Rust was explicitly developed to solve some of the frustrations developers expressed with C and C++, and has been often recognized as improving upon these issues. A widely shared 2015 TechCrunch opinion article from Jon Evans posited Rust as an alternative to C for “getting down to the bare metal and working at mach speed” without introducing “subtle bugs that can turn into gaping security holes.”

Rust has also attracted attention for solving problems of other programming languages. In 2016, Sentry used Rust to make source mapping faster and more resource efficient than it was able to achieve in Python due to Python’s object headers and garbage collection. Similarly, Discord switched to Rust in 2020 to reduce latency spikes that occured during Go’s forced garbage collection and was able to significantly reduce latency and optimize memory and CPU.

As a result of its benefits, Rust has been voted “most loved” language for the past five years on Stack Overflow’s annual developer survey. In addition, it is being used more and more frequently, and for larger projects, breaking into Tiobe’s top 20 list of most popular programming languages this past June. In addition, Microsoft is now adopting it to reduce bugs and security flaws after determining that 70% of all security patches are due to memory-related issues.
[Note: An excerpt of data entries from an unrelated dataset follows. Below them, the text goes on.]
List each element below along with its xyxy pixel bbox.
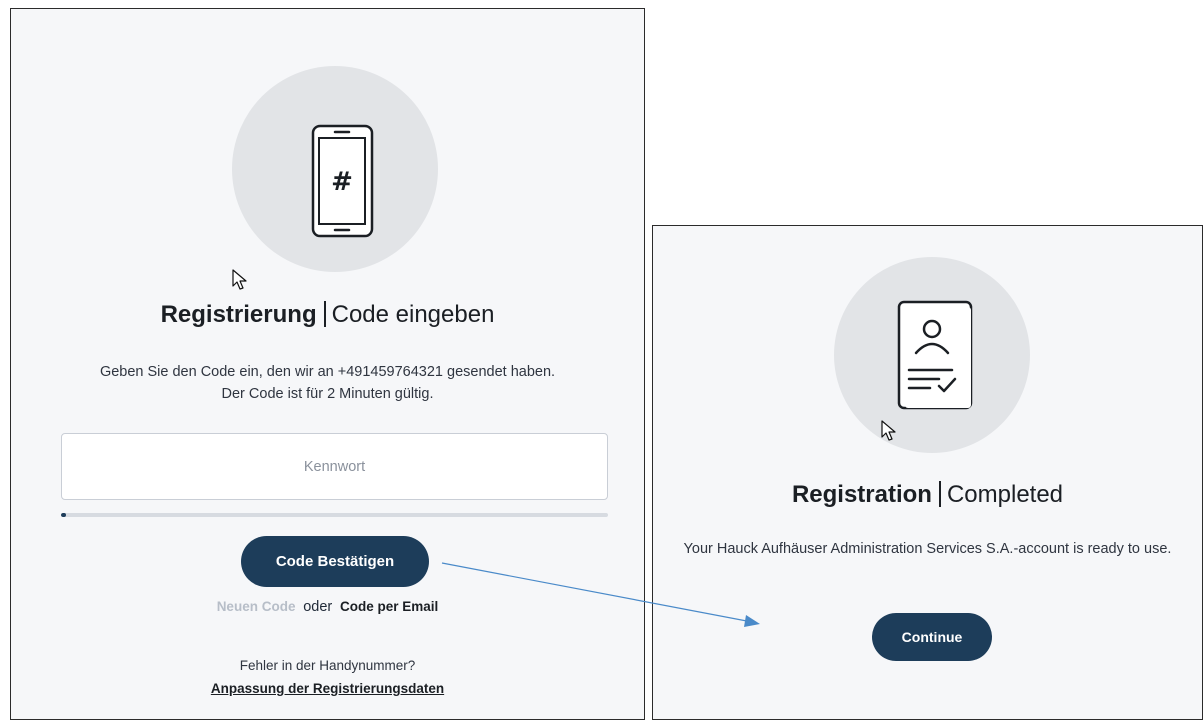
instructions-line-1: Geben Sie den Code ein, den wir an +4914… [99,364,556,380]
page-title: Registrierung Code eingeben [11,301,644,329]
title-separator [938,481,941,507]
mouse-cursor-icon [232,269,247,290]
confirm-code-button[interactable]: Code Bestätigen [241,536,429,587]
email-code-link[interactable]: Code per Email [340,599,438,614]
code-timer-progress [61,513,608,517]
instructions-line-2: Der Code ist für 2 Minuten gültig. [221,386,434,402]
phone-hash-icon: # [311,124,374,238]
adjust-registration-data-link[interactable]: Anpassung der Registrierungsdaten [11,681,644,696]
registration-completed-panel: Registration Completed Your Hauck Aufhäus… [652,225,1203,720]
mouse-cursor-icon [881,420,896,441]
title-light: Code eingeben [331,301,495,328]
title-separator [323,301,326,327]
page-title: Registration Completed [653,481,1202,509]
alternative-code-options: Neuen Code oder Code per Email [11,599,644,615]
id-card-check-icon [897,300,973,410]
code-timer-progress-fill [61,513,67,517]
registration-code-panel: # Registrierung Code eingeben Geben Sie d… [10,8,645,720]
code-input[interactable] [61,433,608,500]
new-code-link[interactable]: Neuen Code [217,599,296,614]
title-strong: Registration [791,481,932,508]
completion-text: Your Hauck Aufhäuser Administration Serv… [683,541,1172,557]
icon-circle [834,257,1030,453]
or-text: oder [303,599,333,615]
title-light: Completed [946,481,1064,508]
continue-button[interactable]: Continue [872,613,992,661]
title-strong: Registrierung [160,301,317,328]
phone-error-text: Fehler in der Handynummer? [239,658,416,673]
svg-text:#: # [331,167,353,197]
icon-circle: # [232,66,438,272]
instructions-text: Geben Sie den Code ein, den wir an +4914… [11,361,644,405]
Implementing Rust in Azion Cells

AWS Lambda uses Node.js as its engine core, which is written in C/C++ and JavaScript. In contrast, Azion Cells’ engine core is written in Rust, allowing for more reliability and speed. It also enables better performance with fewer resources, since it is able to execute JavaScript without spinning up an entire process. In addition, Azion Cells uses V8 Isolates on top of a multi-tenant environment, which keeps each function isolated and secure without the need for containers, which can further degrade performance with high and unpredictable latency due to cold starts.

Azion Cells are building blocks to Edge Functions, enabling the fast, reliable, and secure execution of serverless functions on our edge network. Azion’s Edge Functions is ideal for modern applications, particularly 5G, Edge Computing, IoT and other emerging data-centric technologies that raise the bar for performance, security, and reliability.